Can a single ship disrupt global trade?

The vessel the size of four football fields, with a length of nearly 400 metres and a width of 59 metres, is near about the maximum size of vessels allowed into this Canal. 

by Victor Cherubim

A cargo container vessel mv.”Ever Given” with its “bulbous bow” stuck in the sand-bar at the port side of the narrow Suez Canal near the beginning of the Sinai Peninsula blocking all passage of ships navigating this international waterway since 07.45 hours local time on Tuesday 23 March 2021, is more than a shipping disaster. 

It has put global shipping already strained by the pandemic further in dire strait,as at least 150 or more vessels needing to pass through this crucial waterway in the next week, having to idle and waiting for the obstruction to clear. 

The vessel the size of four football fields, with a length of nearly 400 metres and a width of 59 metres, is near about the maximum size of vessels allowed into this Canal. We are told due to high winds the vessel turned sideways in the Canal in its route northwards to the Mediterranean and bound for Rotterdam. 

We are also told that any vessel this size has to be maneuvered by two Canal Pilots from the Egyptian Canal Authority on board, but the Captain of the vessel retains ultimate authority for its navigation. 

The bow (front end) of the vessel “Ever Given” touched the eastern wall while its stern (back end) seemed nearly lodged against its western wall of the Canal, near the city of Suez, in an almost incredible and nightmare manner. 

Efforts over the last few days to free the ship using dredgers digging the silt from the bank of the Canal and the aid of tugs assisted by high tides, to push the stranded vessel into the main artery of the Canal, have all seem to have failed. 

The Canal is blocked some 6 kilometres north of the southern mouth of the Suez Canal near the City of Suez.

The history of the Container vessel  

mv.”Ever Given” owned by the Japanese owners, Shoei Kissen KK, flying the Panamian flag was built in 2018, can carry up to 20,000 containers (TEU’s) at a time and on this voyage had        boxes on board. 

The Japanese owners have apologised for this incident, which is maintained as an accident or “Act of God”. But the question in the minds of Average Adjusters and Insurance Brokers, and particularly, according to Marcus Baker, of Marine and Cargo broker, Marsh  is that this one accident could result in heavy insurance claims. It is estimated to cover between US$100 and $200 million.

We also are told that this is not the first time that the same vessel was involved in an accident.
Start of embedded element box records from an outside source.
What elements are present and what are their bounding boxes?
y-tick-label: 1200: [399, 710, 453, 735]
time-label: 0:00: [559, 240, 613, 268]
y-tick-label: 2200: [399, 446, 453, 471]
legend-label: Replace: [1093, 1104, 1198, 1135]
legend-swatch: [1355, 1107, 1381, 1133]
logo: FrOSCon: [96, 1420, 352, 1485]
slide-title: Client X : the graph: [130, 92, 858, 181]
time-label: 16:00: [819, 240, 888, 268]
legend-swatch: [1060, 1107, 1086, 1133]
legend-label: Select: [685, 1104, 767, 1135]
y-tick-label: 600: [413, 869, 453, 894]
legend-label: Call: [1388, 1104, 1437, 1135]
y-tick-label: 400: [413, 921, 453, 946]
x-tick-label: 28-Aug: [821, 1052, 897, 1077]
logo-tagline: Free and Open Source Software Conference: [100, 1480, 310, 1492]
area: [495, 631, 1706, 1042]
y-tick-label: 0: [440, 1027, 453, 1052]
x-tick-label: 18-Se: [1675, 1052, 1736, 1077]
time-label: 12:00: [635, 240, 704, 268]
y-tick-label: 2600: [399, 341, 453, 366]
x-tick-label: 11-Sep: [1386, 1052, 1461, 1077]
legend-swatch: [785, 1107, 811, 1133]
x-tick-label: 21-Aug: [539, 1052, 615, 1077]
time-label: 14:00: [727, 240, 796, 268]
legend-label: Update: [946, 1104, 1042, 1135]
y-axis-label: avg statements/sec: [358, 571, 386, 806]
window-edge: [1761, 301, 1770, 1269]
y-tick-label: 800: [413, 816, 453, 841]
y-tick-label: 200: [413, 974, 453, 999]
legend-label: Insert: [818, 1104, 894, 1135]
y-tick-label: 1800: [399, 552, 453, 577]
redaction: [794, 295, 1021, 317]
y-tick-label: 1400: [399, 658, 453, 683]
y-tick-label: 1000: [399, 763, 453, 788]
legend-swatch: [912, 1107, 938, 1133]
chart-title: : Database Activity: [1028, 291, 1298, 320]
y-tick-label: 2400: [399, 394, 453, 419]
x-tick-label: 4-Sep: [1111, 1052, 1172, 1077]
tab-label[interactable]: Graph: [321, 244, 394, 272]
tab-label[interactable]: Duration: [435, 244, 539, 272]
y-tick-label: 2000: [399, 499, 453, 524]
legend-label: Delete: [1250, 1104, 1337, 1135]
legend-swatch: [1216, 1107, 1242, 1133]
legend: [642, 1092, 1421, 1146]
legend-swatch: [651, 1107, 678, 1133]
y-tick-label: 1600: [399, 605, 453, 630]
In early 2019 this Container vessel ran into a small ferry moored in the Elbe river in the Port of Hamburg, Germany, which caused serious damage to the boat, but the claim was abandoned for lack of evidence.

What of the outcome now? 

An Egyptian official has stated that the vessel will “somehow” be freed over this weekend “27 /28 March 2021” using the prevailing high tides expected and dredging the bow of the vessel from the bank. 

Some cautious shipping sources/observers cannot exclude it might take at least a week or more depending on the situation according to Reuters.

Should this happen shipping could potentially start rerouting around the Cape,the southern tip of South Africa which will add thousands of miles and about an extra week of journey time. 

That a single ship can disrupt global trade affecting supply chains of the entire world is beyond belief and a calamity that could have not been envisaged.

Pessimists have maintained that there is “no way” the Egyptians are going to pull it off with tugs thus freeing the vessel. 

Thus it is highly likely that cargo Containers on board may have to be offloaded from the vessel in an effort to release the stuck vessel in the Canal.

What we might have to endure is that Egypt will enforce strict guidelines for the “max size” vessels that will be allowed to traverse this waterway in the not too distant future.